As for the key, I'm not sure how you'd integrate Vary fields since you probably need to read entry's metadata with URL key first. Since DiskLruCache acts as a ListMultimap in some sense, I'm guessing you might use an index for each variant, with the metadata mapping each request's Vary field values to it's corresponding index (variant).
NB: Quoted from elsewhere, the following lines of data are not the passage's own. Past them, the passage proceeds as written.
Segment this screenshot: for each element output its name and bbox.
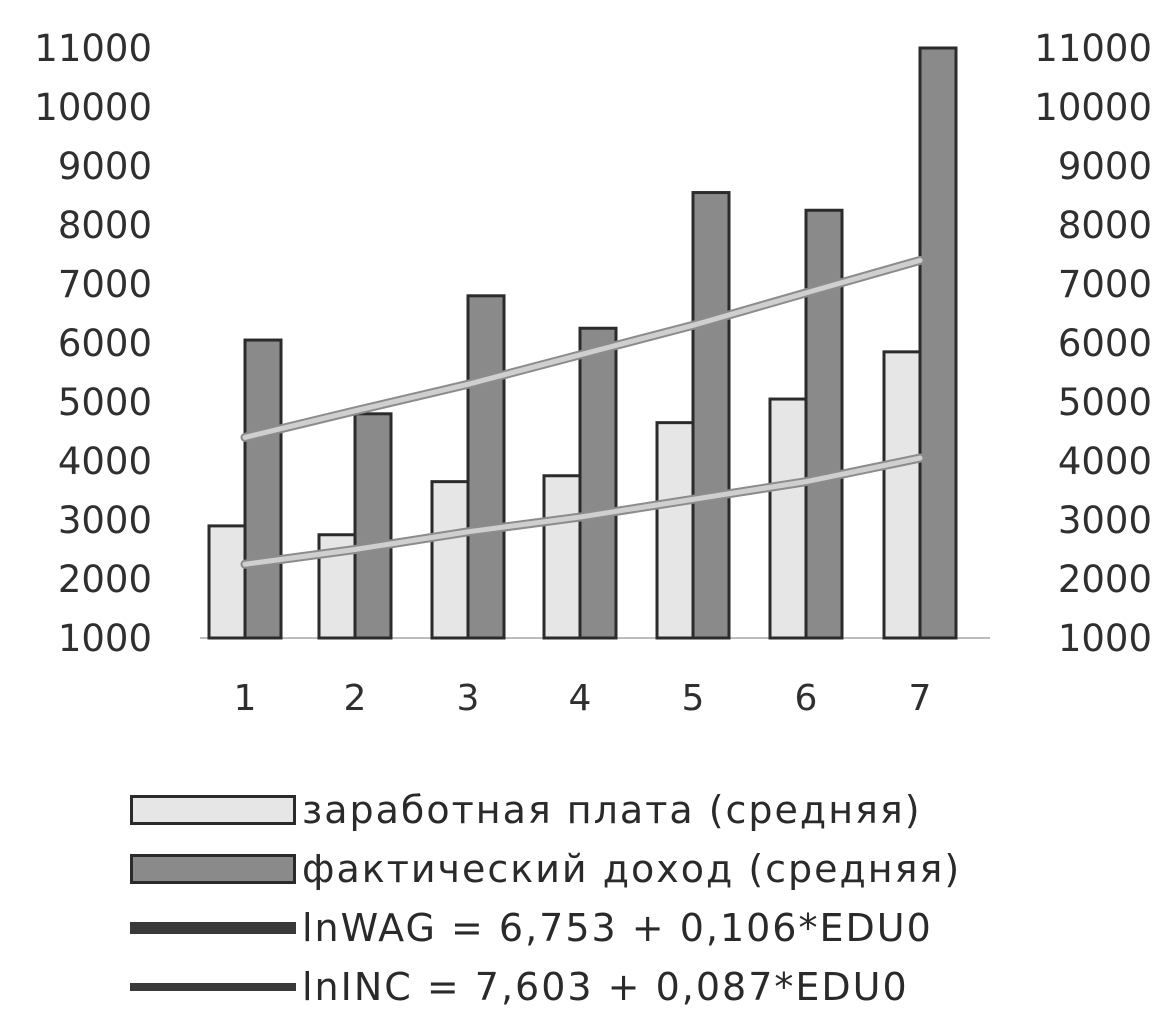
y-tick-label-left: 9000 [58,145,152,188]
x-tick-label: 5 [682,678,705,719]
x-tick-label: 4 [569,678,592,719]
legend-item-lninc: lnINC = 7,603 + 0,087*EDU0 [130,959,961,1014]
y-tick-label-left: 3000 [58,499,152,542]
y-tick-label-right: 11000 [1034,27,1152,70]
bar-income-3 [466,294,506,640]
x-tick-label: 3 [457,678,480,719]
y-tick-label-left: 4000 [58,440,152,483]
y-axis-left: 1000 2000 3000 4000 5000 6000 7000 8000 9000 1000… [34,27,152,660]
y-tick-label-right: 6000 [1058,322,1152,365]
legend-swatch-wage [130,794,296,825]
bar-wage-5 [655,421,695,640]
legend-item-wage: заработная плата (средняя) [130,782,961,837]
y-tick-label-left: 2000 [58,558,152,601]
x-axis: 1 2 3 4 5 6 7 [234,678,932,719]
y-tick-label-right: 9000 [1058,145,1152,188]
bar-income-4 [578,326,618,640]
x-tick-label: 2 [344,678,367,719]
x-tick-label: 6 [795,678,818,719]
chart: 1000 2000 3000 4000 5000 6000 7000 8000 9000 1000… [34,27,1152,719]
bar-wage-7 [882,350,922,640]
bar-income-2 [353,412,393,640]
legend-label-income: фактический доход (средняя) [302,846,962,891]
trendline-lnwag [242,257,923,440]
legend-swatch-lninc [130,982,296,991]
y-tick-label-right: 10000 [1034,86,1152,129]
bar-income-5 [691,191,731,640]
legend: заработная плата (средняя) фактический д… [130,782,961,1018]
trendline-lninc [242,455,923,567]
bar-income-7 [918,46,958,640]
y-tick-label-right: 2000 [1058,558,1152,601]
y-tick-label-right: 3000 [1058,499,1152,542]
y-tick-label-left: 10000 [34,86,152,129]
bar-income-1 [243,338,283,640]
y-tick-label-left: 7000 [58,263,152,306]
x-tick-label: 7 [909,678,932,719]
y-tick-label-right: 1000 [1058,617,1152,660]
bar-wage-6 [768,397,808,640]
y-tick-label-left: 6000 [58,322,152,365]
y-tick-label-right: 7000 [1058,263,1152,306]
trendlines [240,255,925,569]
y-tick-label-right: 8000 [1058,204,1152,247]
legend-label-lninc: lnINC = 7,603 + 0,087*EDU0 [302,964,909,1009]
bar-wage-4 [542,474,582,640]
legend-item-income: фактический доход (средняя) [130,841,961,896]
legend-item-lnwag: lnWAG = 6,753 + 0,106*EDU0 [130,900,961,955]
y-tick-label-left: 1000 [58,617,152,660]
y-tick-label-right: 4000 [1058,440,1152,483]
y-axis-right: 1000 2000 3000 4000 5000 6000 7000 8000 9000 1000… [1034,27,1152,660]
y-tick-label-left: 5000 [58,381,152,424]
legend-label-lnwag: lnWAG = 6,753 + 0,106*EDU0 [302,905,933,950]
bar-wage-1 [207,524,247,640]
legend-label-wage: заработная плата (средняя) [302,787,922,832]
bar-wage-3 [430,480,470,640]
y-tick-label-right: 5000 [1058,381,1152,424]
x-tick-label: 1 [234,678,257,719]
bars [207,46,958,640]
y-tick-label-left: 8000 [58,204,152,247]
bar-income-6 [804,208,844,640]
legend-swatch-income [130,853,296,884]
y-tick-label-left: 11000 [34,27,152,70]
legend-swatch-lnwag [130,921,296,934]
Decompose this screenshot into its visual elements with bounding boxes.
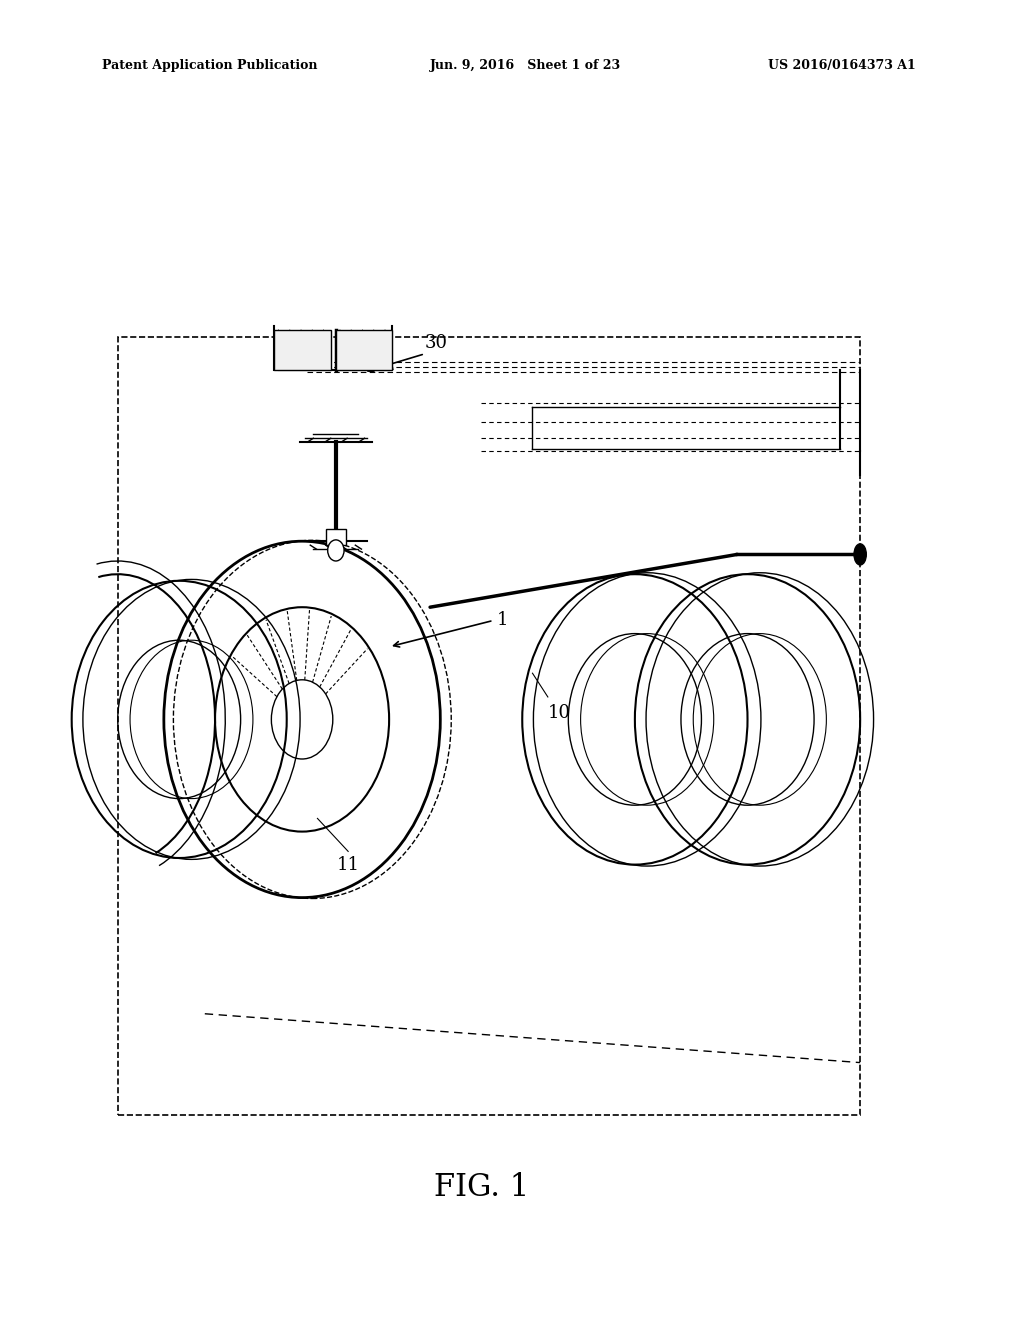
Text: Jun. 9, 2016   Sheet 1 of 23: Jun. 9, 2016 Sheet 1 of 23 (430, 59, 622, 73)
Text: 30: 30 (425, 334, 447, 352)
Text: US 2016/0164373 A1: US 2016/0164373 A1 (768, 59, 915, 73)
Bar (336, 330, 392, 370)
Bar (326, 529, 346, 545)
Text: 11: 11 (337, 855, 359, 874)
Text: 1: 1 (497, 611, 508, 630)
Ellipse shape (854, 544, 866, 565)
Bar (274, 330, 331, 370)
Circle shape (328, 540, 344, 561)
Text: FIG. 1: FIG. 1 (433, 1172, 529, 1204)
Bar (118, 337, 860, 1115)
Text: Patent Application Publication: Patent Application Publication (102, 59, 317, 73)
Text: 10: 10 (548, 704, 570, 722)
I suspect anyone who hit this probably found it quicker to append a fake "?variant=XML" on the URL than explain the bug and request a fix. It seems like a useful feature if done right, there might even be broader issues here like cache pollution we aren't handling?
I don't believe there's cache pollution; it'll just evict something it doesn't need to evict when you switch variants.
Because fixing this has a real runtime cost (more work for cache lookup) and unclear benefit my preference is to icebox this.
I don't believe there's cache pollution; it'll just evict something it doesn't need to evict when you switch variants.
Is that because if it's per user or per variant it just won't be very cacheable? Public caches would see problems well before we do?
Its because if we have a variant mismatch we treat it like a stale cache entry. The old variant is not used and the new one will clobber it.
Going to close this out rather than icebox it. Hasn't been a priority and @mizosoft doesn't have a firm need for it.